He faced the crowd and held up his hands, forcing a smile. ‘I’m sorry for that interruption. It’s being dealt with.’
He was about to say that there were no grounds for what she’d said—‘I’m pregnant...and it’s yours’—but then he recalled that exquisite moment when he’d been poised to thrust inside her tempting body and he’d realised he wasn’t protected.
‘Are you protected?’ he’d asked her.
She’d said breathily, ‘It’s fine...please, just don’t stop.’
Self-recrimination blasted him. She could be telling the truth.
He looked at Leonora, who was backing away now, staring at him as if he was a monster. He stretched out a hand. ‘Leonora, please...let me explain.’
She stopped moving. Her face was pale. ‘Is it true?’
Lazaro couldn’t deny that it might be true, so he said nothing.
Leonora interpreted his silence. She shook her head. ‘I can’t agree to marry you—not now.’ She cast a wild-eyed look around them and then said with quiet desperation, ‘How could you do this to me? In front of all of these people?’
She turned and stepped down from the dais and all but ran to the nearest exit.
There was no sound at all for a long moment. And then came a slow hand-clap from the crowd.
Lazaro turned around to see his half-brother Gabriel moving forward through the crowd. Clapping. A smirk on his face. Lazaro’s hands bunched into fists at his sides.
‘I really didn’t expect this evening to be so entertaining, Sanchez. I have to hand it to you. If anyone knows how to make a reputation sink even lower into the gutter it’s you. But, frankly, I’ve better things to be doing than witnessing your lurid domestic dramas.’
Before Lazaro could articulate a response Gabriel strode out of the room, in the same direction as Leonora. And, as much as he wanted to go after him and punch that smirk off his face, Lazaro knew he couldn’t. Not here, not now.
He turned back to face his audience. The crowd he had assembled to share this moment of ultimate acceptance. No one would meet his eye except one man. His father, at the back of the room. He had a mocking look on his face as if to say, You tried and you failed to be one of us.
This moment, which should have been the pinnacle of his success, had turned into a farce. All because of a woman. And himself. Because for one night he’d let himself be ruled by lust and had thrown caution to the wind.
He should have known, after the life he’d lived, that he would suffer the consequences for any moment of weakness.
These people could afford to be weak. But not him. Not ever him. And he’d just proved that his desires were as base as theirs...that he didn’t, in fact, have more control.
* * *
Skye sat in a square box of a room. More like a storage cupboard, really. The burly man who had put her in here had just brought her small knapsack and her coat from where she’d left them in the cloakroom. She’d come straight here from the airport.
The adrenalin was still pumping through her system. Okay, so she’d got her message across. She hadn’t intended on the dramatics, but it had been impossible to try and contact Lazaro Sanchez from Dublin. He had more rings of security and assistants than a head of state. And at every step she’d been stonewalled.

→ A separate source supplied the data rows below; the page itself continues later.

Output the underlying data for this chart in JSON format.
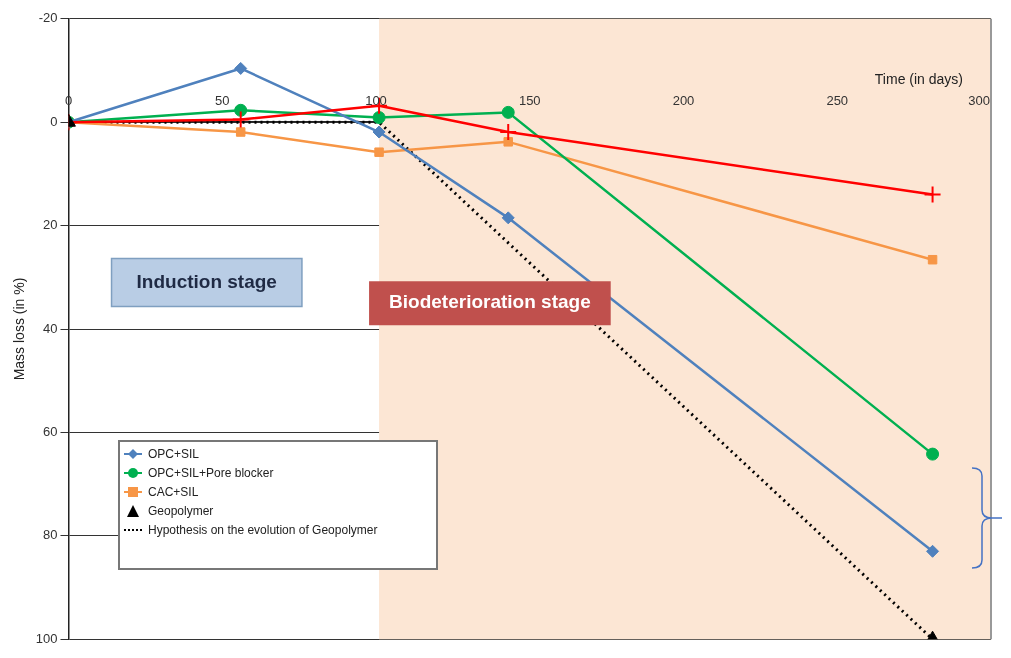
{
  "chart_data": {
    "type": "line",
    "xlabel": "Time (in days)",
    "ylabel": "Mass loss (in %)",
    "xlim": [
      0,
      300
    ],
    "xticks": [
      0,
      50,
      100,
      150,
      200,
      250,
      300
    ],
    "ylim": [
      100,
      -20
    ],
    "yticks": [
      -20,
      0,
      20,
      40,
      60,
      80,
      100
    ],
    "grid": "y",
    "legend": "bottom left",
    "series": [
      {
        "name": "OPC+SIL",
        "color": "#4f81bd",
        "marker": "diamond",
        "x": [
          0,
          56,
          101,
          143,
          281
        ],
        "values": [
          0,
          -10.4,
          1.9,
          18.5,
          83
        ]
      },
      {
        "name": "OPC+SIL+Pore blocker",
        "color": "#00b050",
        "marker": "circle",
        "x": [
          0,
          56,
          101,
          143,
          281
        ],
        "values": [
          0,
          -2.3,
          -0.9,
          -1.9,
          64.2
        ]
      },
      {
        "name": "CAC+SIL",
        "color": "#f79646",
        "marker": "square",
        "x": [
          0,
          56,
          101,
          143,
          281
        ],
        "values": [
          0,
          1.9,
          5.8,
          3.8,
          26.6
        ]
      },
      {
        "color": "#ff0000",
        "marker": "cross",
        "x": [
          0,
          56,
          101,
          143,
          281
        ],
        "values": [
          0,
          -0.5,
          -3.2,
          1.9,
          14
        ]
      },
      {
        "name": "Geopolymer",
        "type": "scatter",
        "color": "#000000",
        "marker": "triangle",
        "x": [
          0,
          281
        ],
        "values": [
          0,
          100
        ]
      },
      {
        "name": "Hypothesis on the evolution of Geopolymer",
        "color": "#000000",
        "marker": "none",
        "line_style": "dotted",
        "x": [
          0,
          101,
          281
        ],
        "values": [
          0,
          0,
          100
        ]
      }
    ],
    "bands": [
      {
        "axis": "x",
        "from": 101,
        "to": 300,
        "label": "Biodeterioration stage",
        "color": "#fce6d4"
      }
    ],
    "annotations": [
      "Induction stage"
    ]
  }
}
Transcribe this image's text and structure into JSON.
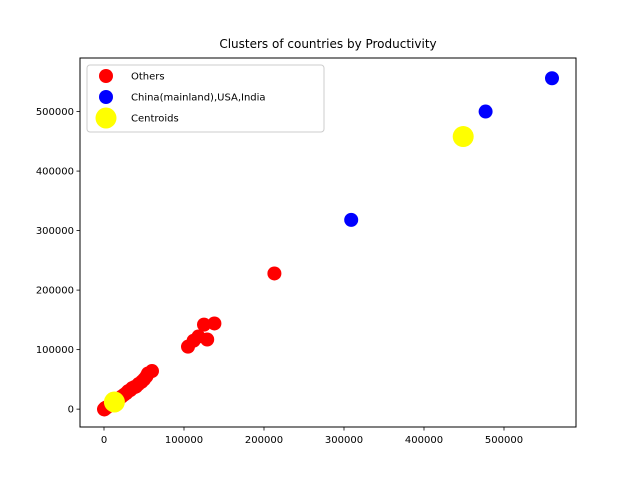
{
  "chart_data": {
    "type": "scatter",
    "title": "Clusters of countries by Productivity",
    "xlabel": "",
    "ylabel": "",
    "xlim": [
      -30000,
      590000
    ],
    "ylim": [
      -30000,
      590000
    ],
    "x_ticks": [
      0,
      100000,
      200000,
      300000,
      400000,
      500000
    ],
    "y_ticks": [
      0,
      100000,
      200000,
      300000,
      400000,
      500000
    ],
    "x_tick_labels": [
      "0",
      "100000",
      "200000",
      "300000",
      "400000",
      "500000"
    ],
    "y_tick_labels": [
      "0",
      "100000",
      "200000",
      "300000",
      "400000",
      "500000"
    ],
    "grid": false,
    "legend_position": "top-left",
    "series": [
      {
        "name": "Others",
        "color": "#ff0000",
        "marker": "small",
        "points": [
          [
            0,
            0
          ],
          [
            1000,
            800
          ],
          [
            2000,
            1500
          ],
          [
            3000,
            2500
          ],
          [
            500,
            -500
          ],
          [
            1500,
            2000
          ],
          [
            4000,
            3500
          ],
          [
            6000,
            5500
          ],
          [
            8000,
            7000
          ],
          [
            10000,
            9000
          ],
          [
            12000,
            10500
          ],
          [
            15000,
            14000
          ],
          [
            18000,
            17000
          ],
          [
            20000,
            19000
          ],
          [
            22000,
            21000
          ],
          [
            25000,
            24000
          ],
          [
            28000,
            27000
          ],
          [
            30000,
            30000
          ],
          [
            33000,
            32000
          ],
          [
            35000,
            35000
          ],
          [
            38000,
            37000
          ],
          [
            40000,
            38000
          ],
          [
            43000,
            42000
          ],
          [
            47000,
            46000
          ],
          [
            50000,
            50000
          ],
          [
            53000,
            55000
          ],
          [
            55000,
            60000
          ],
          [
            60000,
            64000
          ],
          [
            105000,
            105000
          ],
          [
            112000,
            115000
          ],
          [
            118000,
            122000
          ],
          [
            125000,
            142000
          ],
          [
            129000,
            117000
          ],
          [
            138000,
            144000
          ],
          [
            213000,
            228000
          ]
        ]
      },
      {
        "name": "China(mainland),USA,India",
        "color": "#0000ff",
        "marker": "small",
        "points": [
          [
            309000,
            318000
          ],
          [
            477000,
            500000
          ],
          [
            560000,
            556000
          ]
        ]
      },
      {
        "name": "Centroids",
        "color": "#ffff00",
        "marker": "large",
        "points": [
          [
            13000,
            12000
          ],
          [
            449000,
            458000
          ]
        ]
      }
    ]
  }
}
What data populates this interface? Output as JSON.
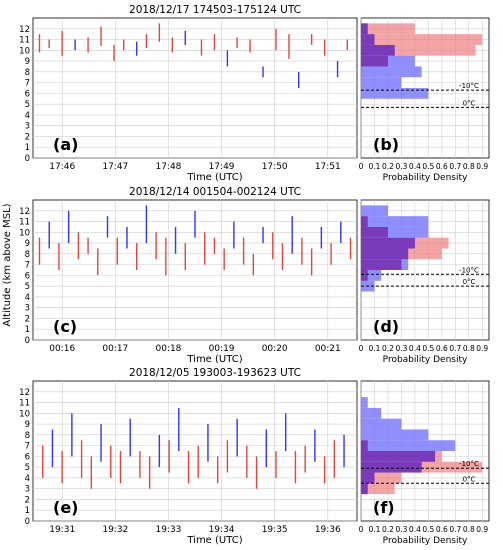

It hadn’t helped that she’d thrown away the card he’d handed her when he’d asked her to join him for a drink. She’d not seen the point in keeping it, and hadn’t wanted to torture herself by knowing she had his phone number.
She’d been searching on the internet for another way to try and contact him when she’d seen the news that he was due to announce his engagement at an exclusive gathering at the Esmeralda Hotel—one of Madrid’s finest.
Before she’d lost her nerve she’d booked a cheap return flight. She’d travelled in her work uniform, hoping that it might help her blend in with staff. Which had worked only too well.
He was to be engaged. Yet he’d slept with her.
She’d always thought she was a good judge of character, but evidently lust had rewired her normal instincts that night three months ago.
He’d asked her to stay for breakfast the following morning and she’d been so tempted. He’d been standing there in nothing but a short towel. Massive chest bare and still damp from the shower. Dark hair dusting his pectorals and then narrowing into a line that dissected his six-pack before disappearing under the towel.
Skye stood up, suddenly restless. And hot. Thankfully the nausea had subsided slightly. Her morning sickness was acute at the moment, and mainly in the early part of the day, but the doctor had told her it should subside soon. If she was lucky.
Pregnant. She stopped pacing and put her hand on her belly.
She’d tried to contact her mother to no avail. She was somewhere in India at an ashram, with little or no communications. Not an unusual scenario. But even without her mother’s advice Skye hadn’t felt a moment’s hesitation about keeping the baby.